Auto-F(a)illing Password Managers

Password managers are a valuable tool for individuals and organizations to enhance their digital security.

By securely storing and auto-filling login credentials, password managers offer convenience and the ability to generate strong, unique passwords. However, it's vital to understand that password managers are not infallible.

This blog post dives into a potential security concern associated with auto-filling inputs and explores how users can mitigate the risks effectively.

The Danger of Automatic Auto-Filling

While password managers are designed to enhance security, their automatic auto-fill functionality can inadvertently introduce risks.

The primary danger lies in the possibility of a password manager automatically filling in credentials for untrusted or malicious websites.

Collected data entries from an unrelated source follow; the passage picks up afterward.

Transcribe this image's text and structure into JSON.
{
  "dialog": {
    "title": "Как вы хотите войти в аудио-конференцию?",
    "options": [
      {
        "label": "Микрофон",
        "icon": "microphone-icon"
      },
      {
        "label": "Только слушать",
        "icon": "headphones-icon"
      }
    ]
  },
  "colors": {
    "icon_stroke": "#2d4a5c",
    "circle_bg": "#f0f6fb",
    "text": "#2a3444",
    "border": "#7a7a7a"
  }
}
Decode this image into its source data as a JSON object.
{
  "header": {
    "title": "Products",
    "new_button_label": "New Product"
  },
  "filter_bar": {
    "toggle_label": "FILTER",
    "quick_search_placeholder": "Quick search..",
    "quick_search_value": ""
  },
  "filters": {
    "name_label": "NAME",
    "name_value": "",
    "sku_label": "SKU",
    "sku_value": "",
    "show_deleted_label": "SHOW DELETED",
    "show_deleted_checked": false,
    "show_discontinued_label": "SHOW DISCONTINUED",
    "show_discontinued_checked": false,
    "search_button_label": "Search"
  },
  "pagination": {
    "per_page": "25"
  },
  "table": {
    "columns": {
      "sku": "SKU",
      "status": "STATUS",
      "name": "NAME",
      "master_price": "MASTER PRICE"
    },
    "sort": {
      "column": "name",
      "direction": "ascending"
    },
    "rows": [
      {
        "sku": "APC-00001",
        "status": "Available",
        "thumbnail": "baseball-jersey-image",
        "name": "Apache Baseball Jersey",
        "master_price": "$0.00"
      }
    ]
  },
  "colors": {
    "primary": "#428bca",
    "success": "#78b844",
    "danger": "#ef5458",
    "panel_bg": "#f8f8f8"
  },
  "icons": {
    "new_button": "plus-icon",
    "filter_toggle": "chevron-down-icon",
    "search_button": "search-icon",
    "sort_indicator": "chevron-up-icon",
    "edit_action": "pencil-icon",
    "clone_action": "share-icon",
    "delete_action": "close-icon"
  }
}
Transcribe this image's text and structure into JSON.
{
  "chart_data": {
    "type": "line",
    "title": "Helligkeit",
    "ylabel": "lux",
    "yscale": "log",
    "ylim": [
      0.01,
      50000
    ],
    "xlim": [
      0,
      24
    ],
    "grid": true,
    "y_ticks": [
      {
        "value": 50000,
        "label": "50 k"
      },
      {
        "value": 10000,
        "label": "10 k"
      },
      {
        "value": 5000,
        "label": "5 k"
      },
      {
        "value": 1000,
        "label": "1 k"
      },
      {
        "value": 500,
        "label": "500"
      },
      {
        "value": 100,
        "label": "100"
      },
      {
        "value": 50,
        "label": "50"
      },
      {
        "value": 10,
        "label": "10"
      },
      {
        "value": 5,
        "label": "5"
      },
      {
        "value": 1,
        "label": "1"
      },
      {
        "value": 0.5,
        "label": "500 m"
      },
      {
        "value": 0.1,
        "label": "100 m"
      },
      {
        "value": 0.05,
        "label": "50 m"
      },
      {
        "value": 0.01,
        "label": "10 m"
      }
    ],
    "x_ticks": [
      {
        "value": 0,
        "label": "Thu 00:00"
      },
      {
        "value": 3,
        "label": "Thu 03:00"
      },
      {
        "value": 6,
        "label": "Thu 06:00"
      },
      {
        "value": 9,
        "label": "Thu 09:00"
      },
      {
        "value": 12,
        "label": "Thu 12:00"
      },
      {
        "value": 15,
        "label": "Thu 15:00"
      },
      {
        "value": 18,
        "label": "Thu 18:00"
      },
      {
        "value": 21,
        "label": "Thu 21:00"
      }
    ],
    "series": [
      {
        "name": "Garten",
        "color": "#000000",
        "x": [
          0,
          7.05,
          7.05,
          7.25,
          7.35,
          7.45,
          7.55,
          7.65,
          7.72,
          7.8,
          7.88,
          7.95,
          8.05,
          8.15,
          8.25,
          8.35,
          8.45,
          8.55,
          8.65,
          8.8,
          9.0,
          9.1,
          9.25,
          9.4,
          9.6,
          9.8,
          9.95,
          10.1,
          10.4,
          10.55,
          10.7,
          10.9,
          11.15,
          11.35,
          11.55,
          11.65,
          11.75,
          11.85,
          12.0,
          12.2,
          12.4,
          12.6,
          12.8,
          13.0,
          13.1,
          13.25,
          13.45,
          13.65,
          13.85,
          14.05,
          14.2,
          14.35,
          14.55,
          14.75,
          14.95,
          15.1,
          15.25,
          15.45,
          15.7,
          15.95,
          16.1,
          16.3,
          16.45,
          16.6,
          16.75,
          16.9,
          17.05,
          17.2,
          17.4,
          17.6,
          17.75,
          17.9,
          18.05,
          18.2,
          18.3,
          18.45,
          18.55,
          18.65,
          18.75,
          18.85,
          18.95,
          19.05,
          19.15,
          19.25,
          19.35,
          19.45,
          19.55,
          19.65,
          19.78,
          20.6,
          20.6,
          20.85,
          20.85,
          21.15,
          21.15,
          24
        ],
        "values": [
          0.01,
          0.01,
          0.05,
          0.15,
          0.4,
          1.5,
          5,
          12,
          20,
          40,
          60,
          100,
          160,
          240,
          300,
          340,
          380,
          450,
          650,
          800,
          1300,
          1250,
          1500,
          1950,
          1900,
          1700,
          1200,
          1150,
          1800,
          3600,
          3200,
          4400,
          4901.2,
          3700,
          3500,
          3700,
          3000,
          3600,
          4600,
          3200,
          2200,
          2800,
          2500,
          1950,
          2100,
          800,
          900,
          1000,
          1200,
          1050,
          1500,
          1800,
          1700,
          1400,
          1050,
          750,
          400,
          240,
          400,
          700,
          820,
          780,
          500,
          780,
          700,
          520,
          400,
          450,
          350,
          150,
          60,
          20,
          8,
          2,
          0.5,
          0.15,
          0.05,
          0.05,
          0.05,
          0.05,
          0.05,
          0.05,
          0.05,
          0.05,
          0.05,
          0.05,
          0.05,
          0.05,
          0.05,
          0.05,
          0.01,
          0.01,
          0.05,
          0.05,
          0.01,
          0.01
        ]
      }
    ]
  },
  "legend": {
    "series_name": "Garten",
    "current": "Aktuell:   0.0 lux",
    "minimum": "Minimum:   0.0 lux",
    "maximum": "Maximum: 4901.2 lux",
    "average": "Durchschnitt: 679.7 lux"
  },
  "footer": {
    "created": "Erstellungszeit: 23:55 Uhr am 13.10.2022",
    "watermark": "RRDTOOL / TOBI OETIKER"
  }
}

This scenario can occur when attackers manipulate website elements or create convincing phishing sites to deceive password managers.

If users unknowingly rely on automatic auto-fill without verifying the legitimacy of the page, their login credentials could be exposed to adversaries, potentially leading to account compromise.

Auto-Filling Sandboxed iFrames

In January, Google published an advisory informing users that "multiple password managers can be tricked into auto-filling credentials into untrusted pages". Hence, it could "lead to account compromise for any users using these password managers".

This was found to be happening on Safari browsers and in Bitwarden and DashLane extensions, where they would automatically auto-fill credentials in forms embedded into sandboxed iFrames. By the time this advisory was published, these vulnerabilities had already been fixed.

What about Unsandboxed iFrames?

Our security research team performed tests on common browsers and password managers to determine how these would behave in the presence of same-origin and cross-origin iFrames that were not sandboxed.

We created a test page that included four different scenarios when using iFrames:

• Same-Origin iFrame without sandboxing;

• Same-Origin iFrame with sandboxing;

• Cross-Origin iFrame without sandboxing;

• Cross-Origin iFrame with sandboxing;

With these tests, we expect only the Same-Origin iFrames without sandboxing to be filled.

1. Firefox

We observed that the Firefox browser behaves as we expected. The autofill feature only fills the same-origin unsandboxed iFrame and ignores all other cross-origin or sandboxed iFrames.

Image 1: Firefox browser only auto-fills the same-origin unsandboxed iFrame

2. Chrome

Similarly to Firefox, the Chrome browser also displays the correct behavior. The autofill feature will only fill the same-origin unsandboxed iFrame, ignoring all other cross-origin or sandboxed iFrames.

Image 2: Chrome browser only auto-fills the same-origin unsandboxed iFrame

3. Edge

The Edge browser was found to display a slightly different behavior.

Even though it will still only autofill the password field on the same-origin unsandboxed iFrame, as we expected, it will also autofill the username or email field in cross–origin or sandboxed iFrames without warning the user that information will be sent to an external domain, which can be considered a security issue.

Image 3: Edge browser auto-fills username/email fields in all iFrames

4. Bitwarden

BitWarden shows a warning prompt to the user, informing him that the credentials are about to be sent to a domain that is different from the current one.

This prompt lets the user decide whether he actually wants that form auto-filled or not, and if he accepts, the extension will auto-fill unsandboxed cross-origin iFrames.

Image 4: Bitwarden extension warning the user about auto-filling cross-origin iFrames

Image 5: Bitwarden extension filling same-origin and cross-origin iFrames, if the user consents

5. LastPass

Like BitWarden, LastPass will also show a warning prompt to the user, informing that the credentials are about to be sent to a domain that is different from the current one. If he accepts, the extension will also auto-fill unsandboxed cross-origin iFrames.

Image 6: LastPass extension warning the user about auto-filling cross-origin iFrames

Image 7: LastPass extension filling same-origin and cross-origin iFrames, if the user consents

6. Passbolt

From the password managers that were tested, Passbolt was found to be one of the most secure, as it does not auto-fill or even present the auto-fill option to the user, in cross-origin or sandboxed iFrames.

Image 8: Passbolt extension only auto-fills the same-origin unsandboxed iFrame

7. 1Password

1Password did also display the behavior we were expecting. It does not auto-fill or even present the auto-fill option to the user in cross-origin or sandboxed iFrames, just like Passbolt.

Image 9: 1Password extension only auto-fills the same-origin unsandboxed iFrame

Conclusion

While password managers are powerful tools for enhancing online security, users must remain vigilant and understand the potential risks associated with auto-fill functionality.

We suggest that users disable the automatic auto-fill feature on their password managers and instead choose to trigger the auto-fill manually only when they are confident that the form presented is legitimate and should be filled.

Remember, the key to secure password management lies not only in the technology but also in the user's responsible and proactive approach to online security.